13Boş böğür: Böğürün eğe ve kalça kemikleri arasındaki boş kısmı. (e.n.)
14Sin: Mezar. (e.n.)
15“Yaksiç, Mustafa’yı, şişe sokulan kardeşini yavaş yavaş yanar bir ateş üzerinde bizzat kızartmaya mecbur etmişti.” (Hammer, Yirminci Kitap)
16Hammer, On Dördüncü Kitap: “Vlad’ı itaat ettirmek için İkinci Murat’ın şaraptarı iken donanma kaptanı, Mora valisi ve en son Vidin valisi olan Çakırcı Paşa ile önce Katabolinos ve şimdi Yunus Bey denilen Rum’dan dönme kâtip gönderildi. Bunlar voyvodayı düzenle yakalamak istediler. O da bunu sezdi, paşa ile adamlarını yakaladı, ellerini ayaklarını kesti, hepsini kazığa vurdu. Fakat paşaya şerefli bir yer verdi, yani onu öbürlerinden daha yüksek bir kazığa vurdurdu.” (y.n.)
17Kazıklı Voyvoda’nın babası da Vlad adlıdır. O, 1432 yıllarına doğru Türklerin uç beyleri gibi bir şey olan Karpat Mağravları yanında mahpustu. Macar kralının emriyle serbest bırakılıp Eflak’a gönderildi, prensliği ele aldı. Lakin Macarların himayesi altında kalması Osmanlılar’ın işine gelmiyordu. Bundan da kendisi için tehlike vardı. O sebeple kalktı Edirne’ye geldi, İkinci Murat’ın himayesine sığındı. Türkler onu bir müddet Gelibolu’da hapsettiler, sonra Bükreş’e yolladılar. Fakat oğulları Vlad’la Radol’ü, beş on da boyarı rehin olarak alıkoydular ve bunları Kütahya’ya gönderip Eğrigöz köyünde oturttular. Çakırcı Hamza işte o günleri hatırlatıyor. Vlad’la Radol’ün o sırada pek küçük oldukları anlaşılıyor. (y.n.)
18Prens Davut’tan yalnız tarihçi Yorga bahseder. Onun yazdığına göre Murat adlı bir Osmanlı şehzadesi uzun yıllardan beri Macar Kralı Sigizmond’un yanında bulunuyordu, ihtiyarladı, gözleri kör oldu ve Davut adlı bir vâris bırakarak öldü. Osmanlı ve Frenk tarihlerinde böyle bir rivayet yoktur. Fakat Yorga, Davut’un birçok maceralarını yazmakta olup o, bizim romanımızda da rol oynamıştır. (y.n.)
19Bu sözler, Sofya’nın Türkler tarafından alınması vakıasıyla ilgilidir.

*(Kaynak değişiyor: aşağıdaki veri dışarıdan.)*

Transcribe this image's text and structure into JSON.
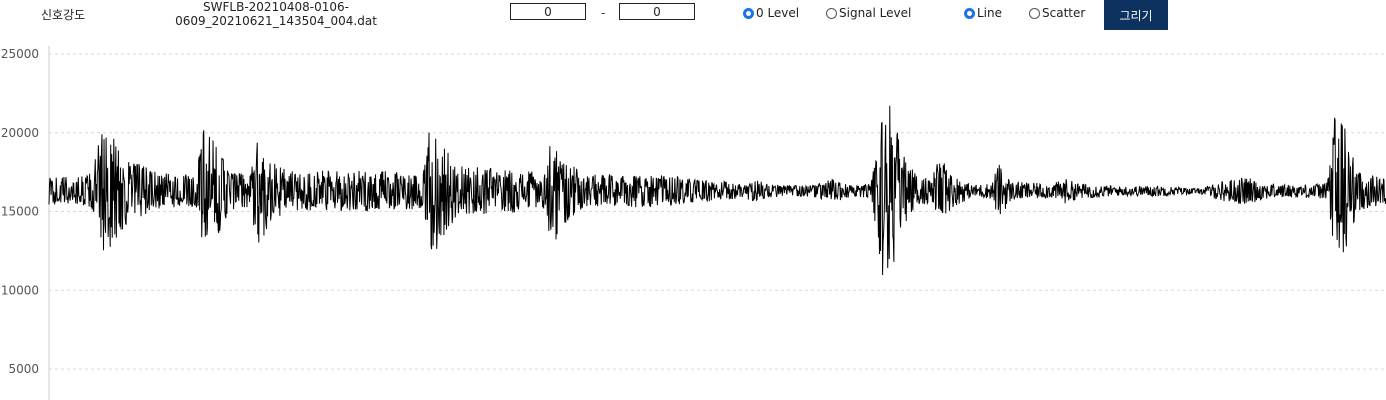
{
  "header": {
    "title": "신호강도",
    "filename_line1": "SWFLB-20210408-0106-",
    "filename_line2": "0609_20210621_143504_004.dat"
  },
  "range": {
    "start": "0",
    "separator": "-",
    "end": "0"
  },
  "level_options": [
    {
      "label": "0 Level",
      "checked": true
    },
    {
      "label": "Signal Level",
      "checked": false
    }
  ],
  "plot_options": [
    {
      "label": "Line",
      "checked": true
    },
    {
      "label": "Scatter",
      "checked": false
    }
  ],
  "draw_button": {
    "label": "그리기"
  },
  "colors": {
    "button_bg": "#0d3260",
    "line": "#000000",
    "grid": "#d9d9d9",
    "radio_checked": "#1a73e8"
  },
  "chart_data": {
    "type": "line",
    "title": "",
    "xlabel": "",
    "ylabel": "",
    "ylim": [
      2000,
      25000
    ],
    "yticks": [
      "25000",
      "20000",
      "15000",
      "10000",
      "5000"
    ],
    "ytick_values": [
      25000,
      20000,
      15000,
      10000,
      5000
    ],
    "grid": true,
    "baseline": 16300,
    "series": [
      {
        "envelope": [
          {
            "x": 0,
            "amp": 900
          },
          {
            "x": 3,
            "amp": 1000
          },
          {
            "x": 4,
            "amp": 3800
          },
          {
            "x": 5,
            "amp": 3500
          },
          {
            "x": 6,
            "amp": 2200
          },
          {
            "x": 7,
            "amp": 1700
          },
          {
            "x": 8,
            "amp": 1200
          },
          {
            "x": 11,
            "amp": 1000
          },
          {
            "x": 11.5,
            "amp": 4000
          },
          {
            "x": 12.5,
            "amp": 3000
          },
          {
            "x": 13.5,
            "amp": 1400
          },
          {
            "x": 15,
            "amp": 1100
          },
          {
            "x": 15.7,
            "amp": 3600
          },
          {
            "x": 16.6,
            "amp": 2000
          },
          {
            "x": 18,
            "amp": 1300
          },
          {
            "x": 25,
            "amp": 1300
          },
          {
            "x": 28,
            "amp": 1100
          },
          {
            "x": 28.5,
            "amp": 4200
          },
          {
            "x": 29.3,
            "amp": 3400
          },
          {
            "x": 30.5,
            "amp": 1600
          },
          {
            "x": 36,
            "amp": 1300
          },
          {
            "x": 37.2,
            "amp": 1100
          },
          {
            "x": 37.6,
            "amp": 4300
          },
          {
            "x": 38.3,
            "amp": 2300
          },
          {
            "x": 40,
            "amp": 1100
          },
          {
            "x": 46,
            "amp": 1000
          },
          {
            "x": 49,
            "amp": 700
          },
          {
            "x": 52,
            "amp": 500
          },
          {
            "x": 53,
            "amp": 700
          },
          {
            "x": 54,
            "amp": 400
          },
          {
            "x": 57,
            "amp": 350
          },
          {
            "x": 58.5,
            "amp": 800
          },
          {
            "x": 60,
            "amp": 350
          },
          {
            "x": 61.5,
            "amp": 450
          },
          {
            "x": 62.3,
            "amp": 6000
          },
          {
            "x": 63,
            "amp": 5400
          },
          {
            "x": 63.8,
            "amp": 2500
          },
          {
            "x": 65,
            "amp": 900
          },
          {
            "x": 66,
            "amp": 800
          },
          {
            "x": 66.6,
            "amp": 2200
          },
          {
            "x": 67.5,
            "amp": 1100
          },
          {
            "x": 69,
            "amp": 400
          },
          {
            "x": 70.5,
            "amp": 500
          },
          {
            "x": 71,
            "amp": 1800
          },
          {
            "x": 72,
            "amp": 600
          },
          {
            "x": 75,
            "amp": 450
          },
          {
            "x": 76,
            "amp": 800
          },
          {
            "x": 77,
            "amp": 500
          },
          {
            "x": 80,
            "amp": 300
          },
          {
            "x": 83,
            "amp": 350
          },
          {
            "x": 86,
            "amp": 150
          },
          {
            "x": 88,
            "amp": 700
          },
          {
            "x": 89.5,
            "amp": 900
          },
          {
            "x": 91,
            "amp": 500
          },
          {
            "x": 93,
            "amp": 400
          },
          {
            "x": 95.5,
            "amp": 500
          },
          {
            "x": 96.3,
            "amp": 6200
          },
          {
            "x": 97,
            "amp": 4200
          },
          {
            "x": 97.8,
            "amp": 1300
          },
          {
            "x": 100,
            "amp": 800
          }
        ]
      }
    ]
  }
}
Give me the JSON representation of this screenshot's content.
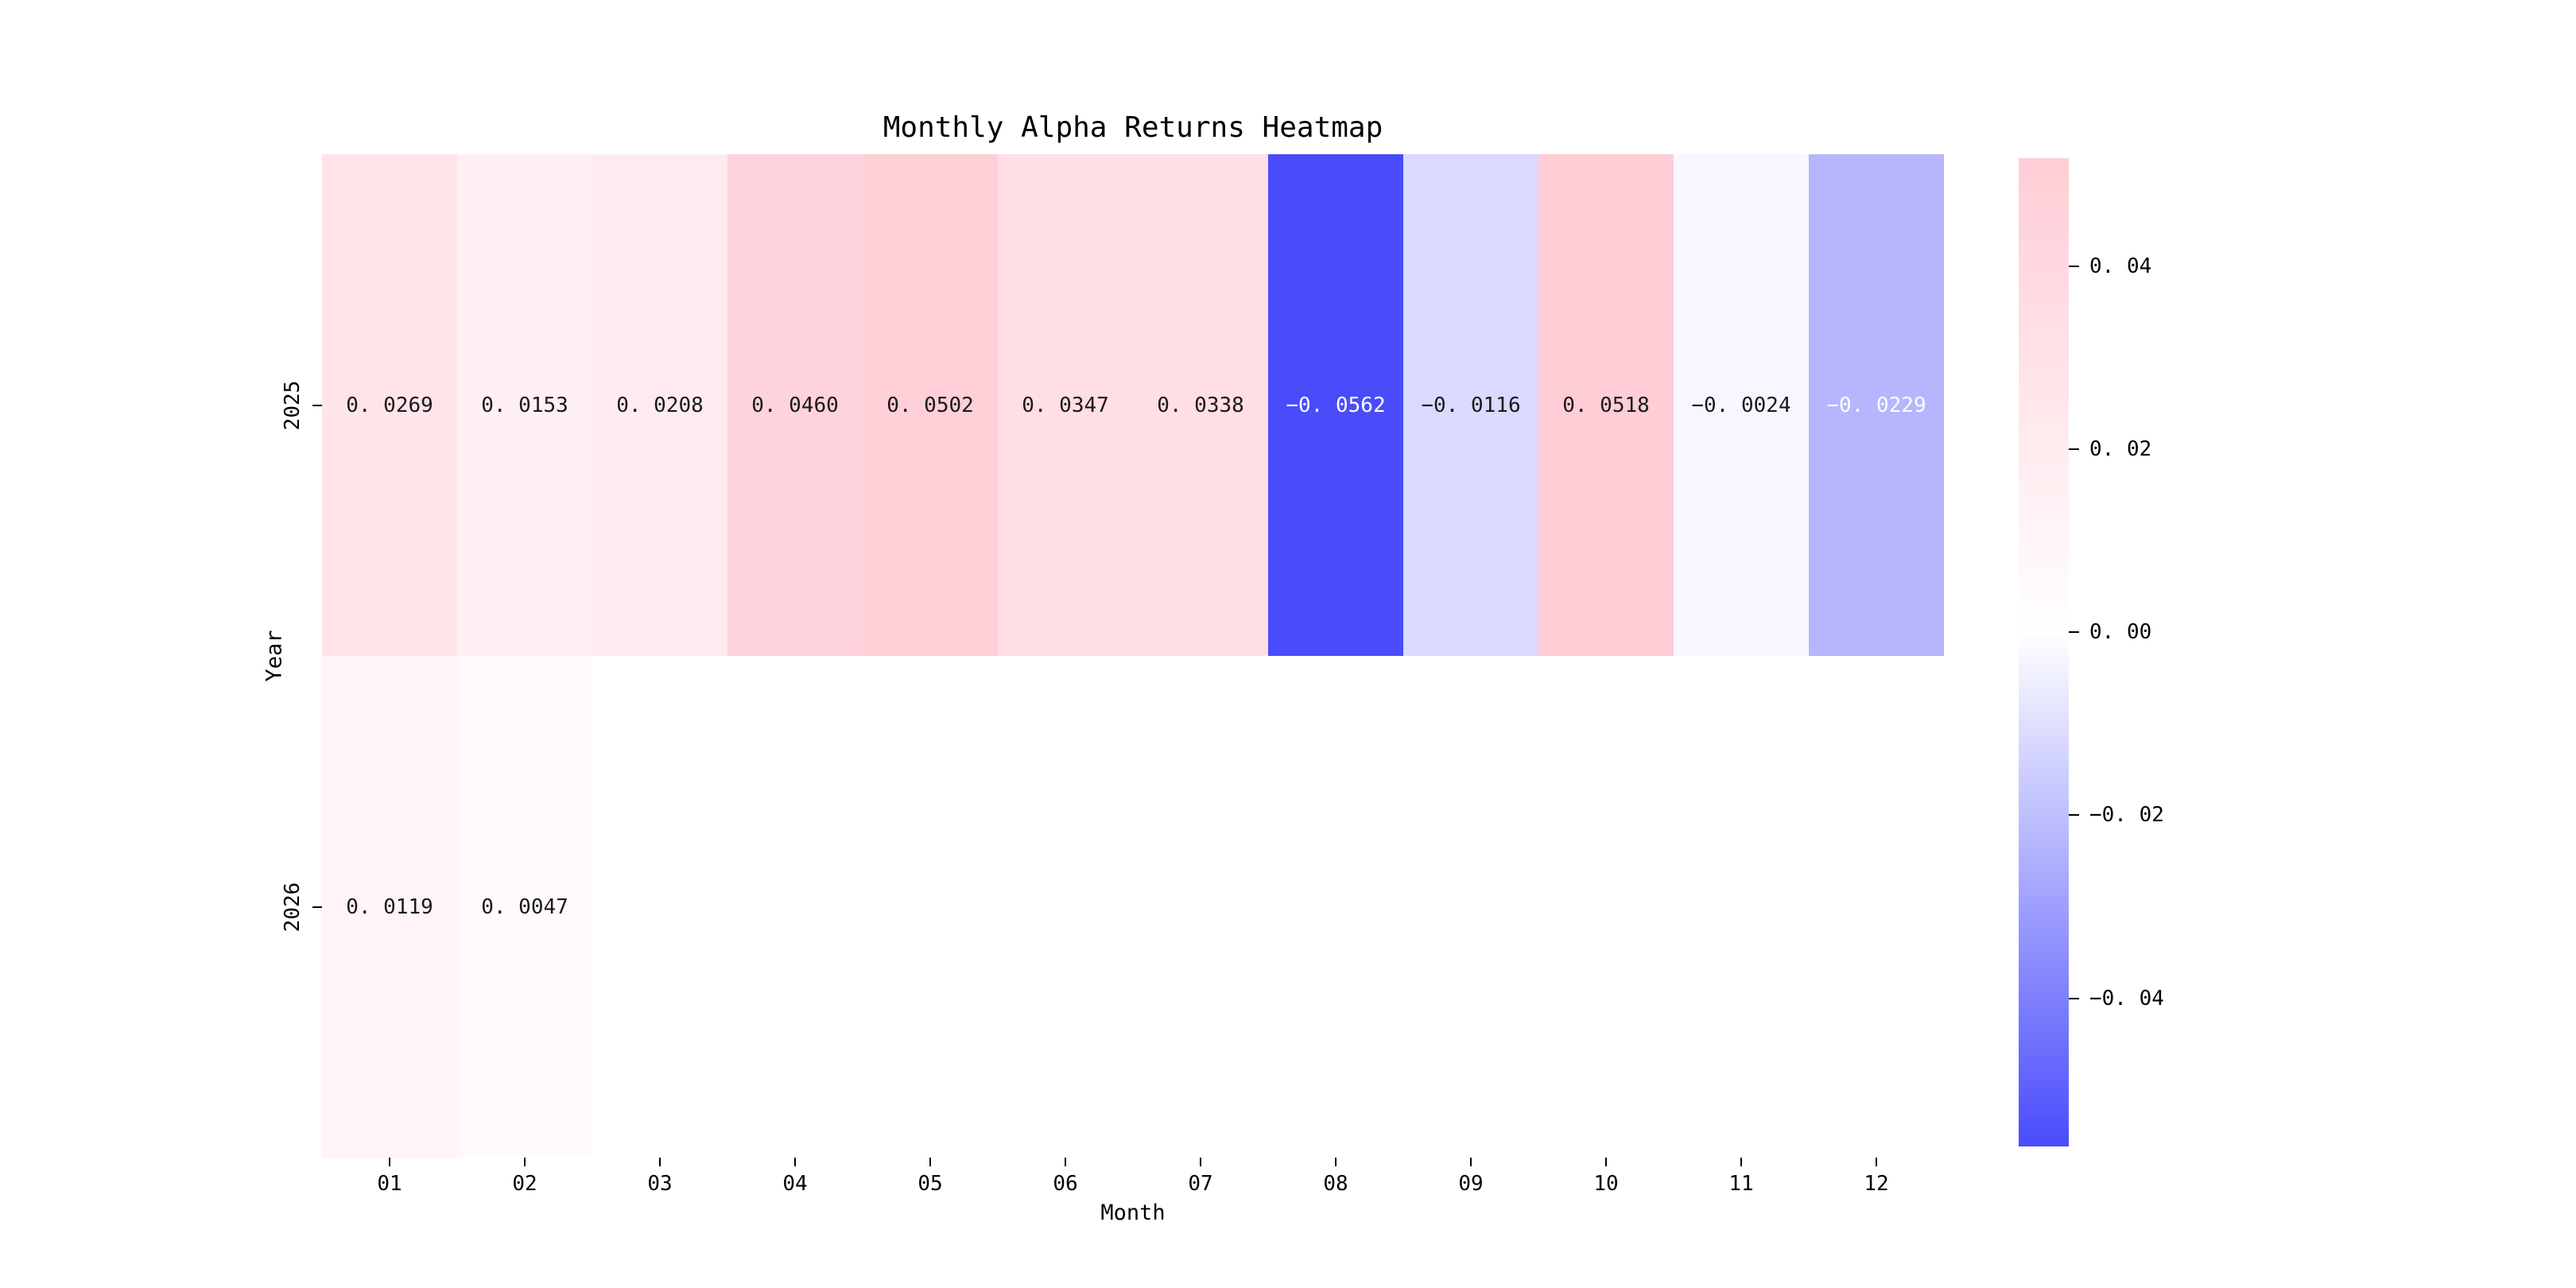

O vakıa da gerçekten bize kıvanç ve Sofya’nın o devirlerdeki sahiplerine utanç verecek ayardadır. Bir Frenk tarihi o hadiseyi şöyle yazıyor: Sofya’yı İnce Balaban Bey sıkıştırıyordu. Güzel düşünülmüş bir plan şehrin kapılarını Türklere açtırdı. Uzunca Sevindik adlı ve eşsiz denilecek kadar güzel bir genç Sofya’ya girdi, Hristiyan olmuş göründü, kendisini Sofya kumandanının yanına doğancı olarak kabul ettirdi. Bir gün balıkçın avında iken kumandanı şehirden dışarı çıkardı ve bir yolunu bulup attan aşağı aldı, bağladı, Türk ordusuna götürüp Balaban Bey’e teslim etti. Bulgar kumandanının böyle yakalandığını görünce korktular. Sofya’nın anahtarını Türklere verdiler (1382). İşte bizim Küçük Mustafa’nın Alp Sevindik dediği bu yiğit Türk’tür ki Sofya’yı tek başına almak gibi inanılmaz bir işi başarmıştır. (y.n.)
20Osmanlı ve Selçuk tarihlerinde, hatta daha eski Türk devletlerinin tarihinde sık sık görülen uç kelimesi, sınır boyu demektir. Uç halkı sınırlarda oturan ahali demektir. Uç beyi de hudut muhafızı ve kumandanıdır. (y.n.)
21Küçük Mustafa, Yıldırım Beyazıt’ın büyük oğlu olup Edirne’de saltanat sürmüş ve kardeşi Musa Çelebi tarafından ölüme sürüklenmiş olan Emir Süleyman’ın oğlu Orhan’ı hatırlatıyor. Bu prens, babasının ölümünden İstanbul’un alındığı yıla kadar, yani 1411’den 1453’e kadar Bizans sarayında kaldı. İstanbul’un muhasarası sırasında Bizanslılarla beraber Türklere karşı harp etti, belki birkaç da Türk öldürdü. Fakat Türkler şehre girince başına neler geleceğini anladı, kale duvarından hendeğe atlayarak kendi kendini öldürdü. (y.n.)